In figure 4, the simplified knn search performance is only slightly improved for the 20,000 randomly generated query points, (not more than 10% fewer nodes accessed). If a query data point is far outside the clustered data, then there are fewer overlaps between MBRs around the clustered boundary. In general, the clustered query points in figure 5 have more nodes accessed than the randomly generated points, except with 16 dimensions. However, the shape of the graph mainly depends on how close the data points are oriented in the database in each dimension, and it is very hard to visualise such cases in high dimensions. In fact, there is a clear performance difference in figure 5; the simplified knn search has considerably less nodes accessed to retrieve nearest neighbours compared to Roussopoulos et al.'s search. The results show that the simplified knn search can access up to 40% fewer nodes than the other knn search. For the clustered database, our knn search can give a reasonable performance even with high dimensions. For our technique, the number of data object comparisons to retrieve 10 nearest neighbours in 2D is about 0.3% of the entire database population, and about 8.0% in 14D for 50 nearest neighbours compared to the other method which was at 1.2% and 12% for 2D and 14D cases respectively.

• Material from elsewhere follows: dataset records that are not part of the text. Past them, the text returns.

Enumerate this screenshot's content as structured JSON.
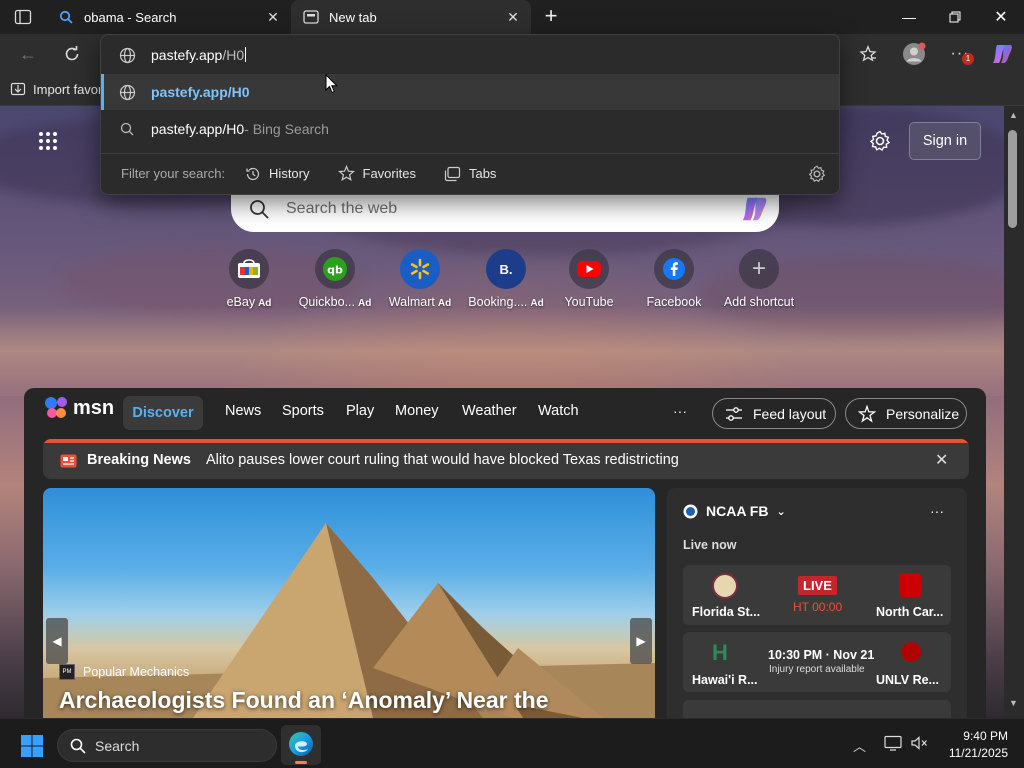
{
  "tabs": [
    {
      "title": "obama - Search",
      "icon": "search-icon",
      "active": false
    },
    {
      "title": "New tab",
      "icon": "newtab-icon",
      "active": true
    }
  ],
  "addressbar": {
    "typed": "pastefy.app/H0",
    "typed_host": "pastefy.app",
    "typed_path": "/H0"
  },
  "suggestions": [
    {
      "text": "pastefy.app/H0",
      "icon": "globe-icon",
      "suffix": ""
    },
    {
      "text": "pastefy.app/H0",
      "icon": "search-icon",
      "suffix": " - Bing Search"
    }
  ],
  "filter": {
    "label": "Filter your search:",
    "items": [
      {
        "label": "History",
        "icon": "history-icon"
      },
      {
        "label": "Favorites",
        "icon": "star-icon"
      },
      {
        "label": "Tabs",
        "icon": "tabs-icon"
      }
    ]
  },
  "favbar": {
    "import_label": "Import favor"
  },
  "newtab": {
    "signin": "Sign in",
    "search_placeholder": "Search the web",
    "quicklinks": [
      {
        "label": "eBay",
        "ad": "Ad",
        "icon": "ebay-icon"
      },
      {
        "label": "Quickbo...",
        "ad": "Ad",
        "icon": "quickbooks-icon"
      },
      {
        "label": "Walmart",
        "ad": "Ad",
        "icon": "walmart-icon"
      },
      {
        "label": "Booking....",
        "ad": "Ad",
        "icon": "booking-icon"
      },
      {
        "label": "YouTube",
        "ad": "",
        "icon": "youtube-icon"
      },
      {
        "label": "Facebook",
        "ad": "",
        "icon": "facebook-icon"
      },
      {
        "label": "Add shortcut",
        "ad": "",
        "icon": "plus-icon"
      }
    ]
  },
  "msn": {
    "logo": "msn",
    "nav": [
      "Discover",
      "News",
      "Sports",
      "Play",
      "Money",
      "Weather",
      "Watch"
    ],
    "more": "···",
    "feed_layout": "Feed layout",
    "personalize": "Personalize",
    "breaking_label": "Breaking News",
    "breaking_text": "Alito pauses lower court ruling that would have blocked Texas redistricting",
    "hero_source": "Popular Mechanics",
    "hero_title": "Archaeologists Found an ‘Anomaly’ Near the"
  },
  "sports": {
    "league": "NCAA FB",
    "live_now": "Live now",
    "more": "···",
    "games": [
      {
        "home": "Florida St...",
        "away": "North Car...",
        "status": "LIVE",
        "detail": "HT 00:00",
        "note": ""
      },
      {
        "home": "Hawai'i R...",
        "away": "UNLV Re...",
        "status": "",
        "detail": "10:30 PM · Nov 21",
        "note": "Injury report available"
      }
    ]
  },
  "taskbar": {
    "search": "Search",
    "time": "9:40 PM",
    "date": "11/21/2025"
  },
  "colors": {
    "accent": "#5ab0f0",
    "live": "#c4262e",
    "breaking_bar": "#e8523a"
  }
}
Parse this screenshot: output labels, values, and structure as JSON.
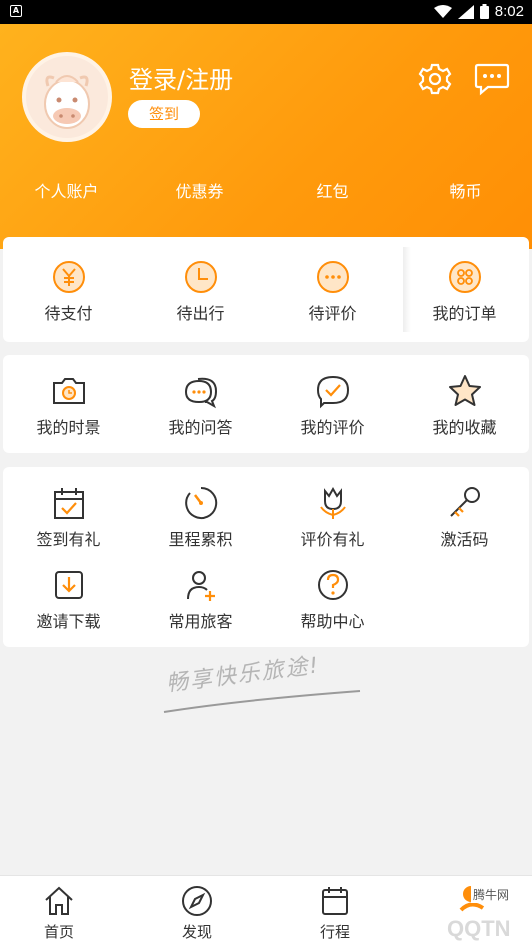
{
  "status_bar": {
    "time": "8:02"
  },
  "header": {
    "login_label": "登录/注册",
    "signin_label": "签到",
    "accounts": [
      "个人账户",
      "优惠券",
      "红包",
      "畅币"
    ]
  },
  "orders": [
    {
      "label": "待支付"
    },
    {
      "label": "待出行"
    },
    {
      "label": "待评价"
    },
    {
      "label": "我的订单"
    }
  ],
  "mine": [
    {
      "label": "我的时景"
    },
    {
      "label": "我的问答"
    },
    {
      "label": "我的评价"
    },
    {
      "label": "我的收藏"
    }
  ],
  "services": [
    {
      "label": "签到有礼"
    },
    {
      "label": "里程累积"
    },
    {
      "label": "评价有礼"
    },
    {
      "label": "激活码"
    },
    {
      "label": "邀请下载"
    },
    {
      "label": "常用旅客"
    },
    {
      "label": "帮助中心"
    }
  ],
  "slogan": "畅享快乐旅途!",
  "tabbar": [
    {
      "label": "首页"
    },
    {
      "label": "发现"
    },
    {
      "label": "行程"
    }
  ],
  "watermark": {
    "text": "腾牛网"
  },
  "colors": {
    "accent": "#ff9a0c",
    "icon_stroke": "#333333",
    "icon_accent": "#ff8e0a"
  }
}
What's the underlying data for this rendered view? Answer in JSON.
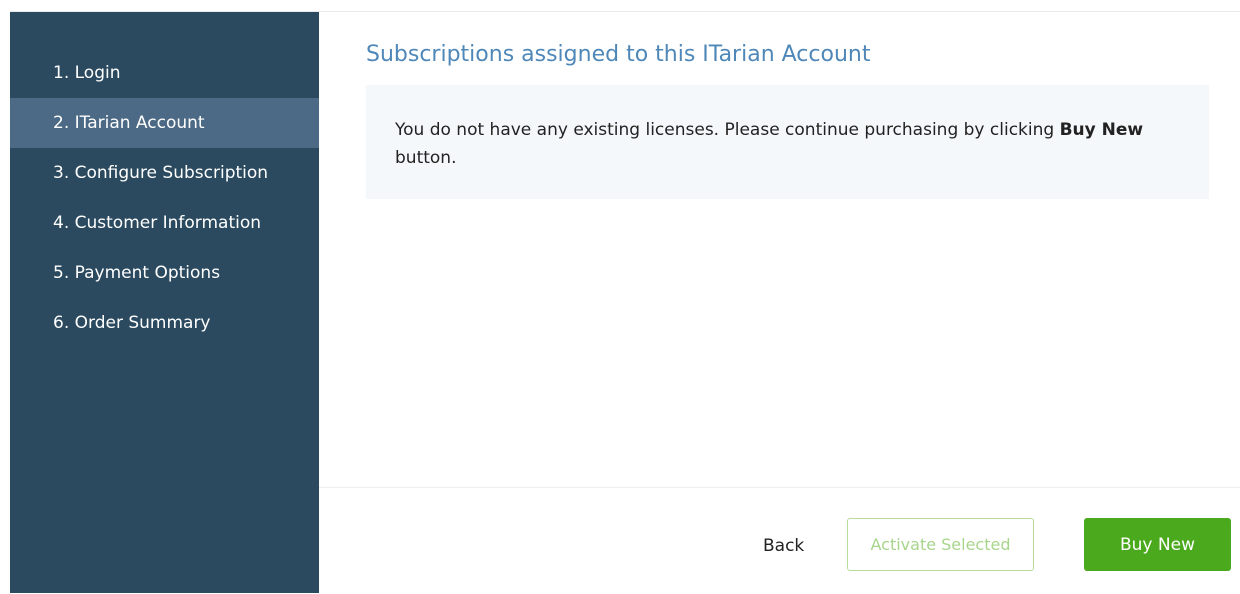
{
  "sidebar": {
    "steps": [
      {
        "label": "1. Login"
      },
      {
        "label": "2. ITarian Account"
      },
      {
        "label": "3. Configure Subscription"
      },
      {
        "label": "4. Customer Information"
      },
      {
        "label": "5. Payment Options"
      },
      {
        "label": "6. Order Summary"
      }
    ],
    "active_index": 1
  },
  "main": {
    "title": "Subscriptions assigned to this ITarian Account",
    "notice": {
      "text_before": "You do not have any existing licenses. Please continue purchasing by clicking ",
      "bold": "Buy New",
      "text_after": " button."
    }
  },
  "footer": {
    "back_label": "Back",
    "activate_label": "Activate Selected",
    "buy_label": "Buy New"
  },
  "colors": {
    "sidebar_bg": "#2b4a5f",
    "sidebar_active_bg": "#4c6a85",
    "title_color": "#4f88b8",
    "primary_green": "#4ba91e",
    "disabled_green": "#a8d58c"
  }
}
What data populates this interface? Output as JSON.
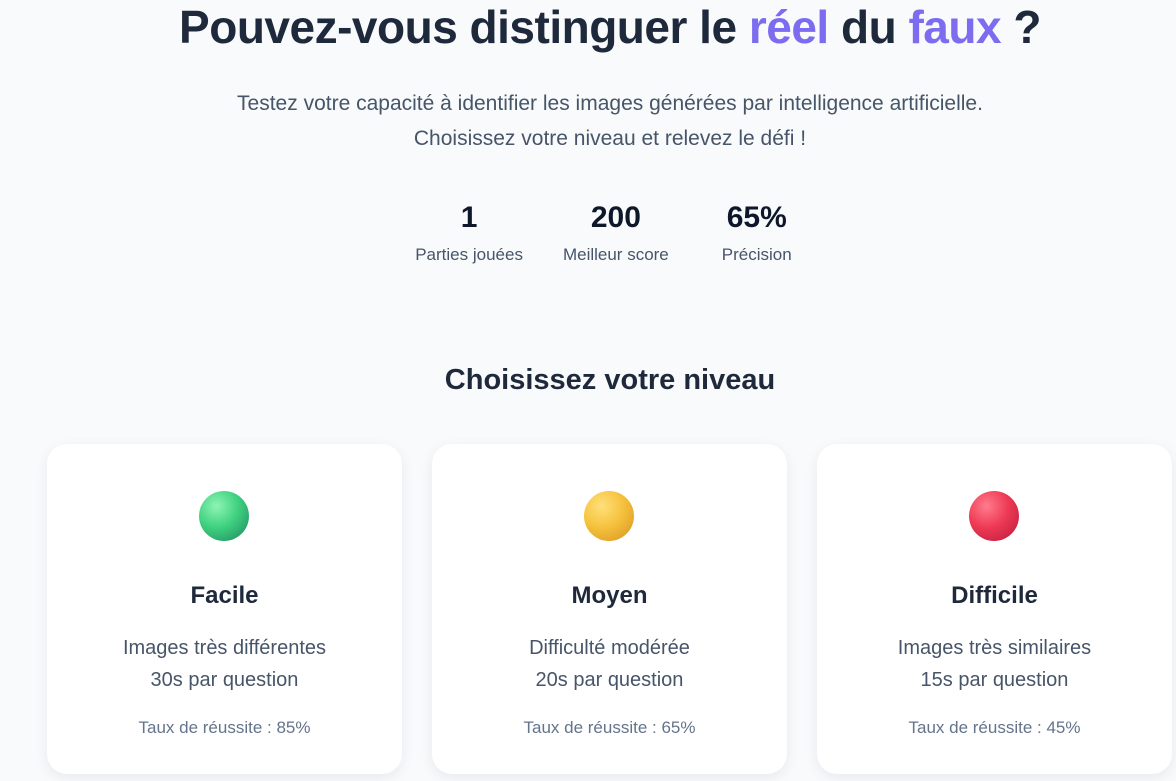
{
  "hero": {
    "title_part1": "Pouvez-vous distinguer le ",
    "title_accent1": "réel",
    "title_part2": " du ",
    "title_accent2": "faux",
    "title_part3": " ?",
    "subtitle": "Testez votre capacité à identifier les images générées par intelligence artificielle. Choisissez votre niveau et relevez le défi !"
  },
  "stats": [
    {
      "value": "1",
      "label": "Parties jouées"
    },
    {
      "value": "200",
      "label": "Meilleur score"
    },
    {
      "value": "65%",
      "label": "Précision"
    }
  ],
  "levels_section": {
    "title": "Choisissez votre niveau"
  },
  "levels": [
    {
      "title": "Facile",
      "line1": "Images très différentes",
      "line2": "30s par question",
      "rate": "Taux de réussite : 85%",
      "orb_color": "#3fd180"
    },
    {
      "title": "Moyen",
      "line1": "Difficulté modérée",
      "line2": "20s par question",
      "rate": "Taux de réussite : 65%",
      "orb_color": "#f6c23e"
    },
    {
      "title": "Difficile",
      "line1": "Images très similaires",
      "line2": "15s par question",
      "rate": "Taux de réussite : 45%",
      "orb_color": "#ee3a55"
    }
  ],
  "colors": {
    "accent": "#7c6cf0",
    "background": "#f8fafc",
    "text_primary": "#1e293b",
    "text_secondary": "#475569"
  }
}
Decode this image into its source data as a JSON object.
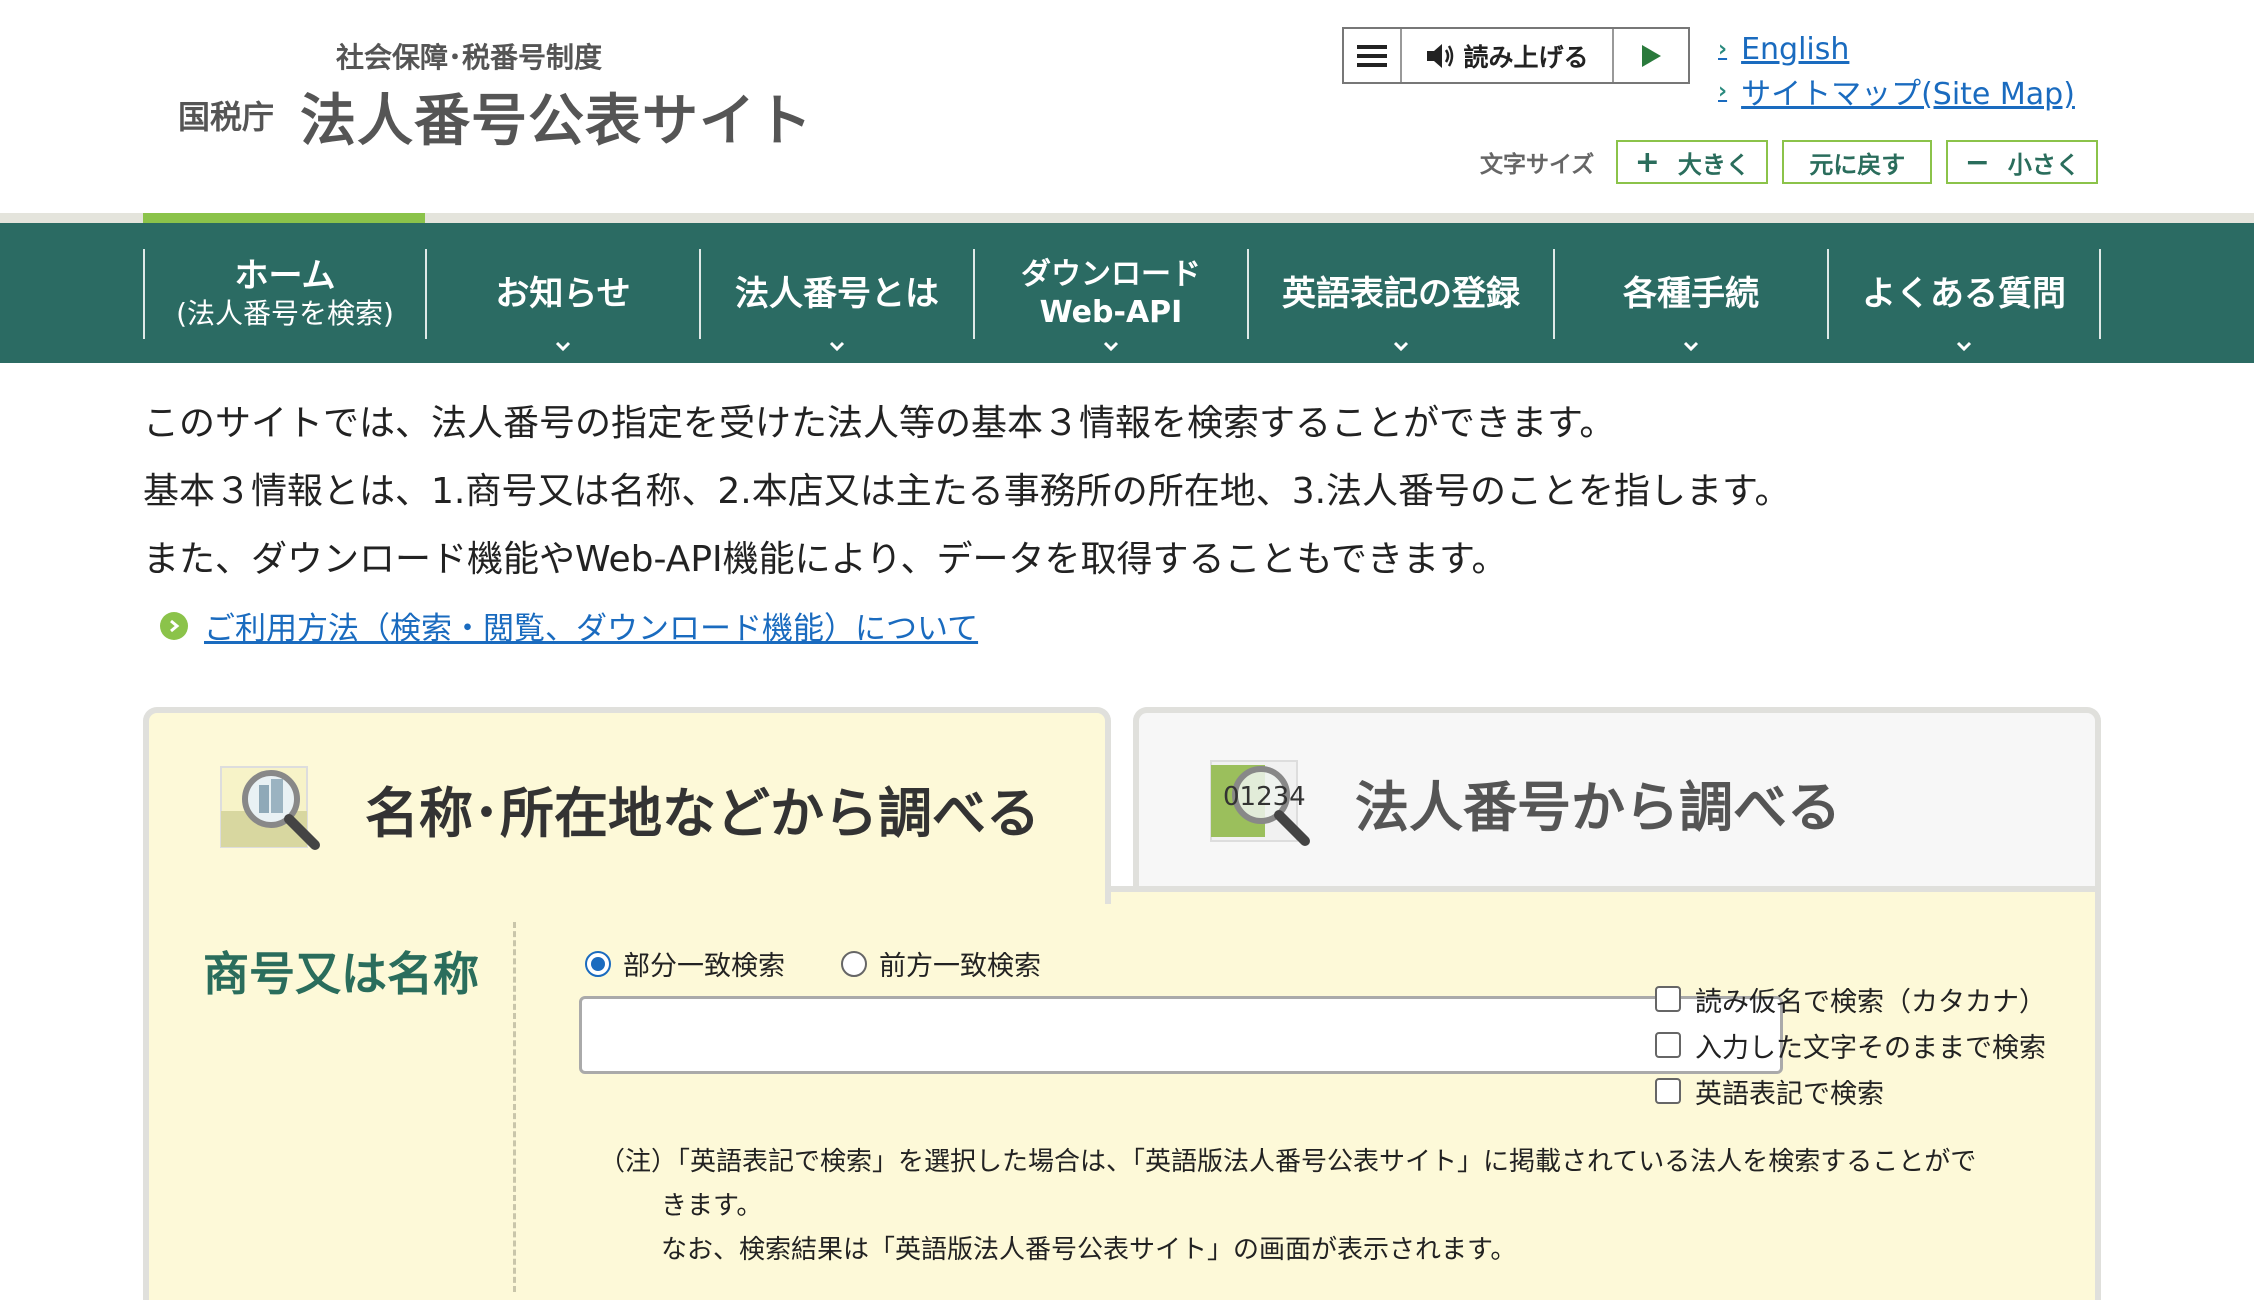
{
  "header": {
    "logo_sub": "社会保障･税番号制度",
    "logo_agency": "国税庁",
    "logo_main": "法人番号公表サイト",
    "read_aloud": {
      "read_label": "読み上げる",
      "menu_icon": "hamburger-icon",
      "speaker_icon": "speaker-icon",
      "play_icon": "play-icon"
    },
    "links": [
      {
        "label": "English"
      },
      {
        "label": "サイトマップ(Site Map)"
      }
    ],
    "font_size": {
      "label": "文字サイズ",
      "larger_symbol": "+",
      "larger": "大きく",
      "reset": "元に戻す",
      "smaller_symbol": "−",
      "smaller": "小さく"
    }
  },
  "nav": {
    "items": [
      {
        "line1": "ホーム",
        "line2": "(法人番号を検索)"
      },
      {
        "line1": "お知らせ"
      },
      {
        "line1": "法人番号とは"
      },
      {
        "line1": "ダウンロード",
        "line2": "Web-API"
      },
      {
        "line1": "英語表記の登録"
      },
      {
        "line1": "各種手続"
      },
      {
        "line1": "よくある質問"
      }
    ]
  },
  "intro": {
    "lines": [
      "このサイトでは、法人番号の指定を受けた法人等の基本３情報を検索することができます。",
      "基本３情報とは、1.商号又は名称、2.本店又は主たる事務所の所在地、3.法人番号のことを指します。",
      "また、ダウンロード機能やWeb-API機能により、データを取得することもできます。"
    ],
    "usage_link": "ご利用方法（検索・閲覧、ダウンロード機能）について"
  },
  "tabs": [
    {
      "label": "名称･所在地などから調べる",
      "icon": "search-building-icon",
      "active": true
    },
    {
      "label": "法人番号から調べる",
      "icon": "search-number-icon",
      "icon_text": "01234",
      "active": false
    }
  ],
  "search_form": {
    "field_label": "商号又は名称",
    "match_options": [
      {
        "label": "部分一致検索",
        "selected": true
      },
      {
        "label": "前方一致検索",
        "selected": false
      }
    ],
    "name_value": "",
    "checkboxes": [
      {
        "label": "読み仮名で検索（カタカナ）",
        "checked": false
      },
      {
        "label": "入力した文字そのままで検索",
        "checked": false
      },
      {
        "label": "英語表記で検索",
        "checked": false
      }
    ],
    "note": {
      "line1": "（注）「英語表記で検索」を選択した場合は、「英語版法人番号公表サイト」に掲載されている法人を検索することがで",
      "line2": "きます。",
      "line3": "なお、検索結果は「英語版法人番号公表サイト」の画面が表示されます。"
    }
  },
  "colors": {
    "nav_bg": "#2b6b63",
    "accent_green": "#8bc34a",
    "panel_bg": "#fdf9d8",
    "link_blue": "#1a6bbf",
    "label_green": "#2a6d5c"
  }
}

However, we have also compared both knn searches with a synthetic random database, and the improvement of our proposed nearest neighbour search is no better than 3% fewer nodes accessed as expected. There is significantly less overlap between MBRs in the random database than the clustered database, and the simplified knn search only performs well when there are several nodes with zero MINDIST value. Therefore, both knn search algorithms have almost the same number of nodes accessed on random databases.
Despite the nature of databases, our method can still perform similarity searches with less calculation.